Caelan trusted they would not repeat past mistakes, nor would their Legions defy their Father.

"What do we wager?" Fulgrim asked.

"Anything."

"Then let's wager a lifetime." Fulgrim rose slowly, lips curved. "If we lose, we'll be your sons forever. If you win, you'll be our father forever."

Caelan chuckled, shaking his head. "Either way, you profit. Win-win."

Fulgrim arched a brow elegantly. "Do you not profit as well?"

"True. I win too."

Sanguinius smiled warmly. "Then all are satisfied."

Karin watched them gently, content with this simple harmony.

"Any more grapes?"

Fulgrim touched the fruit dish. The porcelain plate was empty.

He remembered taking only one bunch. How had the full plate vanished?
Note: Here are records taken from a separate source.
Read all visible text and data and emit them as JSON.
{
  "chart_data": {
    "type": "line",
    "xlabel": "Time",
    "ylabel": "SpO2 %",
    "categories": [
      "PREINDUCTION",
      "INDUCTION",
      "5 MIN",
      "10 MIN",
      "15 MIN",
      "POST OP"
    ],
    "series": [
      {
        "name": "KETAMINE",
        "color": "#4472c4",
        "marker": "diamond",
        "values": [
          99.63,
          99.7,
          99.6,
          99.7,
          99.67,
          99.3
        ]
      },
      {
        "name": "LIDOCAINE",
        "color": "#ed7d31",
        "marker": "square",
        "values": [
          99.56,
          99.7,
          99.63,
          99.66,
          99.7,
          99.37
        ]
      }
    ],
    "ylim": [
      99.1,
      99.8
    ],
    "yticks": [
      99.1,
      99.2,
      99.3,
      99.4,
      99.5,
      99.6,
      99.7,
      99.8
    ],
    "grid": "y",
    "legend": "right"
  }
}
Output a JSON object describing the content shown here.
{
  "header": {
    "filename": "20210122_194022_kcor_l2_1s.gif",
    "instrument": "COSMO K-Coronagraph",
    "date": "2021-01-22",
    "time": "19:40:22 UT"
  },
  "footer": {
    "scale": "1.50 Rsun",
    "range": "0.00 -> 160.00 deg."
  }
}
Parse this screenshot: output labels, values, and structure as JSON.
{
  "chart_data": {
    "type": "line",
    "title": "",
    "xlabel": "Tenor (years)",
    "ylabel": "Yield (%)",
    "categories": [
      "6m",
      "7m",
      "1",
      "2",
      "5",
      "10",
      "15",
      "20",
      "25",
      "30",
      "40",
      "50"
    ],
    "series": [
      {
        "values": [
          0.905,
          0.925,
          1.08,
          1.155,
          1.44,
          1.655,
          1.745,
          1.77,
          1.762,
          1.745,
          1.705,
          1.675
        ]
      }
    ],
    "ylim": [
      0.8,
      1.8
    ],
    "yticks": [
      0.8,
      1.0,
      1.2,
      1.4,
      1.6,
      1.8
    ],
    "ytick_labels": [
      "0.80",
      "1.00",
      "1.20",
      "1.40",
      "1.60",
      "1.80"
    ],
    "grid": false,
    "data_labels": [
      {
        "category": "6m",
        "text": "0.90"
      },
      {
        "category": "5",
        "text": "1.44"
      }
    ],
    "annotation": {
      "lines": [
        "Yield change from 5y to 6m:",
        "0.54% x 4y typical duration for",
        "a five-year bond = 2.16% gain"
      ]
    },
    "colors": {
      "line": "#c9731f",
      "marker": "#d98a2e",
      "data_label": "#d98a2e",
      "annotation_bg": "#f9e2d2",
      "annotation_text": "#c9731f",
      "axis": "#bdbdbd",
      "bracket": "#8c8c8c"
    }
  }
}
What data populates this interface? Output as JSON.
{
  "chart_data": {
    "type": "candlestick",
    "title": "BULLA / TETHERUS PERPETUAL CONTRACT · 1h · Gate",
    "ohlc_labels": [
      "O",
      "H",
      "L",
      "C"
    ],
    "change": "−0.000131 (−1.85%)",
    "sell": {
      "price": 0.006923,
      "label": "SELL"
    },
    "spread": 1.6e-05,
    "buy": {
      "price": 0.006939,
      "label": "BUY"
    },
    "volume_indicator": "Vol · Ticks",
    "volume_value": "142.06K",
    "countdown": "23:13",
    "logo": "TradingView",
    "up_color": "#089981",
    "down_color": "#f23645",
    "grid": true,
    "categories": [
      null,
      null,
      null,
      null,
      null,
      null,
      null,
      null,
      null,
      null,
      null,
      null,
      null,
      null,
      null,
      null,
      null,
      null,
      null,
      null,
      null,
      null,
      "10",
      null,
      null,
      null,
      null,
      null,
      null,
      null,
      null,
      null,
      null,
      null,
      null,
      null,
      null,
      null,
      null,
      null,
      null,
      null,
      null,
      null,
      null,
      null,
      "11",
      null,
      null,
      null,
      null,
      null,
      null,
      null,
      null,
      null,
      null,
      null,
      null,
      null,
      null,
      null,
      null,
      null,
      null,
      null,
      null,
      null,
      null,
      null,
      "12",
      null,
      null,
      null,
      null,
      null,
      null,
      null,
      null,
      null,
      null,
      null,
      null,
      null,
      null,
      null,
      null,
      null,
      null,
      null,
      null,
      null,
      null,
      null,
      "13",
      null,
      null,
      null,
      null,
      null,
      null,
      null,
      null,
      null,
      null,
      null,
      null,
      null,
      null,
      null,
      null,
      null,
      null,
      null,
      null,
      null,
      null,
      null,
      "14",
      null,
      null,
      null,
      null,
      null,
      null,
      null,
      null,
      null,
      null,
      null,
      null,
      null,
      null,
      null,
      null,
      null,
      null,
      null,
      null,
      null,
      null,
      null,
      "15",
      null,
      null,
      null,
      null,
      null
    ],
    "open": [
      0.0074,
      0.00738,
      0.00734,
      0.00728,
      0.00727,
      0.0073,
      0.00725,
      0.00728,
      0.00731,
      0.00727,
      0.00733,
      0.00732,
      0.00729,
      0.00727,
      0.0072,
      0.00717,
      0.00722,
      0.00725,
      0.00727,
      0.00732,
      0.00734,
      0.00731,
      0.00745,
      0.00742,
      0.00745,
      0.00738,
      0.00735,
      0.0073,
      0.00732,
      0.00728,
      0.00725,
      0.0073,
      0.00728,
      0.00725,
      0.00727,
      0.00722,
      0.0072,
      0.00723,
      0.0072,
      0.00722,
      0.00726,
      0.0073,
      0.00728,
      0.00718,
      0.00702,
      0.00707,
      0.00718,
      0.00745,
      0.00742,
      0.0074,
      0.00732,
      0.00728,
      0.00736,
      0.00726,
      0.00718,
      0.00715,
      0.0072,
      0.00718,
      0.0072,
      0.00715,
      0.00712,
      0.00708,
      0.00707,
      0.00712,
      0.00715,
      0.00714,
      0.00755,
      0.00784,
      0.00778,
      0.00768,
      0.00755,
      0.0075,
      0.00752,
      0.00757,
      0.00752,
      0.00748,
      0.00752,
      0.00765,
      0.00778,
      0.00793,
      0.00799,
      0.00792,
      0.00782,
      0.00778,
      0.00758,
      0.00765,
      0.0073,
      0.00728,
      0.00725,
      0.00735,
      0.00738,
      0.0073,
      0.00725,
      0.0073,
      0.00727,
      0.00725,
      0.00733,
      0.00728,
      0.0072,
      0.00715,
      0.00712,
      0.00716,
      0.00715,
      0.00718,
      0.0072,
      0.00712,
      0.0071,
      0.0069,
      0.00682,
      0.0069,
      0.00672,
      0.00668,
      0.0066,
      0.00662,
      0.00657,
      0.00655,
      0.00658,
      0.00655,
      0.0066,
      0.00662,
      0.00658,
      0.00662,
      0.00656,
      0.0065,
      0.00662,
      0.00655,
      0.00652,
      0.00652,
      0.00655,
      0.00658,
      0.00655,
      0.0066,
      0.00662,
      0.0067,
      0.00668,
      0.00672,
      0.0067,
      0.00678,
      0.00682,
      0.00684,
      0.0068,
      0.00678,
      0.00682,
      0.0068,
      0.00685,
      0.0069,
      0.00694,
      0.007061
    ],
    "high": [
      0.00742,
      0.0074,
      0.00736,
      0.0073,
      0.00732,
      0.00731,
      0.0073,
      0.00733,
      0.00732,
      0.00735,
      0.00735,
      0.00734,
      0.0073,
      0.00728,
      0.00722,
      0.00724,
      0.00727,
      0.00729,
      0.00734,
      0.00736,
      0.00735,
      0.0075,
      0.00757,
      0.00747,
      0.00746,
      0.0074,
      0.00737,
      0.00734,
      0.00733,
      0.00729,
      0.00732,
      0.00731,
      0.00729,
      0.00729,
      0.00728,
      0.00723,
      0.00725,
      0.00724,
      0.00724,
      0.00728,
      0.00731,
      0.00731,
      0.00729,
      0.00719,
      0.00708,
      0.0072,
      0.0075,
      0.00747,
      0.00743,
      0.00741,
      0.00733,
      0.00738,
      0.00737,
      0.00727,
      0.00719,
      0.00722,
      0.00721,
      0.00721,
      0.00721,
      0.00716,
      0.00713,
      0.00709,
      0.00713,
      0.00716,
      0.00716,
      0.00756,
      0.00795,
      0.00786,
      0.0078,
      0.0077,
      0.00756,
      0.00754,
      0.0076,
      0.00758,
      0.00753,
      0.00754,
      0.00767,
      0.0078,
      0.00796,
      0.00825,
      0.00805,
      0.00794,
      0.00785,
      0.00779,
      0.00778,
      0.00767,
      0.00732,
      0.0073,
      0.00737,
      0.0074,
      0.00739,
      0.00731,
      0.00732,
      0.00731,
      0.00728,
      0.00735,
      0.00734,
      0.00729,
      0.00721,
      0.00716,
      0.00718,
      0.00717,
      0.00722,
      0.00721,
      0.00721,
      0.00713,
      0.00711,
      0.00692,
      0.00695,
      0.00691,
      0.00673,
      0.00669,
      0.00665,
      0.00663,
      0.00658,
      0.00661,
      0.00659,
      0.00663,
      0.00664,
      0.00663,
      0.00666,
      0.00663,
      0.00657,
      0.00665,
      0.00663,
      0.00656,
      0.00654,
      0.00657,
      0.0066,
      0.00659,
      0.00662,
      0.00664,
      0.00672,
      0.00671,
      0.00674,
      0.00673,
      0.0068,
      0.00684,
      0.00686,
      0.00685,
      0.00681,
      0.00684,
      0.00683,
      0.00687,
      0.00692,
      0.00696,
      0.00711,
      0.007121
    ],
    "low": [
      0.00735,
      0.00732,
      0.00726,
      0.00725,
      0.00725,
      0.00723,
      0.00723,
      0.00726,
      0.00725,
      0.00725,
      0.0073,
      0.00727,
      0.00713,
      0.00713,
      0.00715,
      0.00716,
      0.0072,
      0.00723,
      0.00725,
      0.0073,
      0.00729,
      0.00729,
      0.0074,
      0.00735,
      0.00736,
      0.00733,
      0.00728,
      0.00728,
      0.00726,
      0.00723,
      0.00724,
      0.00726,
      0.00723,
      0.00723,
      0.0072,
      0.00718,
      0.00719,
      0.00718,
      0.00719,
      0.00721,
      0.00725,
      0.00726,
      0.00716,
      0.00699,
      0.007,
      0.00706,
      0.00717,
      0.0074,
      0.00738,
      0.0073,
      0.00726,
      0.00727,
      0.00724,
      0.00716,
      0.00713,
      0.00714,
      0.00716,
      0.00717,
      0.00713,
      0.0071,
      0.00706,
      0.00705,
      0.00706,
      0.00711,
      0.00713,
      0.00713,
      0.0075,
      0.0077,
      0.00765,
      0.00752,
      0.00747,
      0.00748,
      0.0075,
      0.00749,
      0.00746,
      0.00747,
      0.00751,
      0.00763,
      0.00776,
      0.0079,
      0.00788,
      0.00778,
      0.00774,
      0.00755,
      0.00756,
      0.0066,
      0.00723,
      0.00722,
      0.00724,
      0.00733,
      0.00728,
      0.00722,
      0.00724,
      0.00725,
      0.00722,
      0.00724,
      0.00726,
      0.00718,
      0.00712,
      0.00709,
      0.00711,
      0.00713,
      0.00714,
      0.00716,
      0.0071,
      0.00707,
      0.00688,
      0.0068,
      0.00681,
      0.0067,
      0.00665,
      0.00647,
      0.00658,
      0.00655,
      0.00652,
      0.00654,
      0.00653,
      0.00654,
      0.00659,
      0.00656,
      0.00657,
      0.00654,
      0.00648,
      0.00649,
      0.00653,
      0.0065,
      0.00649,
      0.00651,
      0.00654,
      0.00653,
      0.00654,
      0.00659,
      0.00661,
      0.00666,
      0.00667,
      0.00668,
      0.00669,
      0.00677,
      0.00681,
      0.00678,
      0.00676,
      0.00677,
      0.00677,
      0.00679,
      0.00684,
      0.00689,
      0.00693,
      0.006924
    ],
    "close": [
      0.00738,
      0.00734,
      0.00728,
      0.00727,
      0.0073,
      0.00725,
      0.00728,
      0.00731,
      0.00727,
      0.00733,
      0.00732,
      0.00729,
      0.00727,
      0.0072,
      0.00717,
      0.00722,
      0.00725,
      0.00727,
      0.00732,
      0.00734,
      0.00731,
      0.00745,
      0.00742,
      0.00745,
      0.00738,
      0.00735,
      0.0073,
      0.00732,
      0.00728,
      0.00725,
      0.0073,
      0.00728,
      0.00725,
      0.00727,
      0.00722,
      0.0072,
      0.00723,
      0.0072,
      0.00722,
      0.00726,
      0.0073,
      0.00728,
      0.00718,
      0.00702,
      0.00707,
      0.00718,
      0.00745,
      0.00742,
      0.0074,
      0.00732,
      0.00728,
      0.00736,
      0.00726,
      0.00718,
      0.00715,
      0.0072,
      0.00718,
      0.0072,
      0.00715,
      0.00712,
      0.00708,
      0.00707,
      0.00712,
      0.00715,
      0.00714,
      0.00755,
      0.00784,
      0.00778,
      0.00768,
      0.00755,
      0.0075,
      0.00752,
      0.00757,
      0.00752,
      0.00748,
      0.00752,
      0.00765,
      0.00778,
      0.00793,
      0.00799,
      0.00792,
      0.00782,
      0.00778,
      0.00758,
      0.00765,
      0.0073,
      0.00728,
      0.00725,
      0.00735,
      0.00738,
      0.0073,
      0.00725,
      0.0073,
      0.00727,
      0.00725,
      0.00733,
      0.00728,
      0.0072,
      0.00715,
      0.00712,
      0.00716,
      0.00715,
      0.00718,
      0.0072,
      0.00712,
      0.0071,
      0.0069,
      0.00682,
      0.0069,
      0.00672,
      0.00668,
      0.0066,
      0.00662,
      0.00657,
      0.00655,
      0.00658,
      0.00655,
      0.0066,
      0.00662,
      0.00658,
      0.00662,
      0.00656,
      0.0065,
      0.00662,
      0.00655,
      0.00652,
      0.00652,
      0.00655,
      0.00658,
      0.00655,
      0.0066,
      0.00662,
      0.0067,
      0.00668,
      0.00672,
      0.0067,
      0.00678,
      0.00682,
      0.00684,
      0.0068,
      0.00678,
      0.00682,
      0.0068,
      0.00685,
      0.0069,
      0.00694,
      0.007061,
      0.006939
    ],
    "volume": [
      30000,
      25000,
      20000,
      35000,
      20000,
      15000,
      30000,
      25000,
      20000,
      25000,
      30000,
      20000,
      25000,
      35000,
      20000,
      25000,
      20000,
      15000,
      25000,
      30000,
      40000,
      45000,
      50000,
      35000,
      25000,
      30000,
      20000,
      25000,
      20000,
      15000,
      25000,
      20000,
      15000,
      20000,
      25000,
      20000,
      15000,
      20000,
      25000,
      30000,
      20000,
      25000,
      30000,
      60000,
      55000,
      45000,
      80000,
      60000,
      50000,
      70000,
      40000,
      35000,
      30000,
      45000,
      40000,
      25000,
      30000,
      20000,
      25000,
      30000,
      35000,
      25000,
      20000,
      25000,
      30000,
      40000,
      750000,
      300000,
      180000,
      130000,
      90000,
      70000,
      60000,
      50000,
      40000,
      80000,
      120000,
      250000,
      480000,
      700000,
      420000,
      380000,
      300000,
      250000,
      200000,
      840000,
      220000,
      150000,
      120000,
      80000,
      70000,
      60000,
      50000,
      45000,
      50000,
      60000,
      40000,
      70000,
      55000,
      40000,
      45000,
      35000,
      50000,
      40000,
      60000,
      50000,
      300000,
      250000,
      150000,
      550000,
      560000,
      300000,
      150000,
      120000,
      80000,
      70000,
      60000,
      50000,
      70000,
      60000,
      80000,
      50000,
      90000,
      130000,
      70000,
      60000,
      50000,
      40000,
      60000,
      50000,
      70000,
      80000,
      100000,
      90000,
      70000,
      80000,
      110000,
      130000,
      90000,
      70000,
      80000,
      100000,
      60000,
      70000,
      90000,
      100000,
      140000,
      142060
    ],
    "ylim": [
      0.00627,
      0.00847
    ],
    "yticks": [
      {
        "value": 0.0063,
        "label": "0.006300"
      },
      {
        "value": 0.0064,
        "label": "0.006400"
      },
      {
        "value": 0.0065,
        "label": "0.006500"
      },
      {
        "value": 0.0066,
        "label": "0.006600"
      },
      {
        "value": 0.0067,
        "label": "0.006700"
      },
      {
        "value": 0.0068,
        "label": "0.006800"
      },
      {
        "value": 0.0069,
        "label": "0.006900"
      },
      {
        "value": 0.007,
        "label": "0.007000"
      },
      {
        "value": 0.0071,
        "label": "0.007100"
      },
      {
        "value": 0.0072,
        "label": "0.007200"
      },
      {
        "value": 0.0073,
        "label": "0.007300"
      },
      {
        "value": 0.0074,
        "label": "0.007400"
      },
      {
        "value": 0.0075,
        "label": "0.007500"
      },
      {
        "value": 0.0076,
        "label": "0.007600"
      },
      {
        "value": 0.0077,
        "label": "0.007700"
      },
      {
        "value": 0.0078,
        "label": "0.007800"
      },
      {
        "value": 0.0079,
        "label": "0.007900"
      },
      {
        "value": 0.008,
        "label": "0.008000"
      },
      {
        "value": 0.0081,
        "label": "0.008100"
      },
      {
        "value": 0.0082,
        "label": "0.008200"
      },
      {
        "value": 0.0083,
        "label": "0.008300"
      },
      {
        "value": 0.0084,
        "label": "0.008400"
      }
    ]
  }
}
He narrowed his eyes, gaze sharp as a blade on Sanguinius.

Sanguinius only blinked his clear golden eyes, lashes trembling with innocent grace.

He hadn't eaten that much.

"Have some coffee," Fulgrim said, pouring a cup.

"Where is the sugar?" Sanguinius looked around.

"I threw it away." Fulgrim smiled mischievously. "Drink, dear brother. It will balance the sweetness."

Sanguinius lifted the fragrant cup.

Bitterness touched his lips.

For an instant, faint resistance flickered in his golden eyes.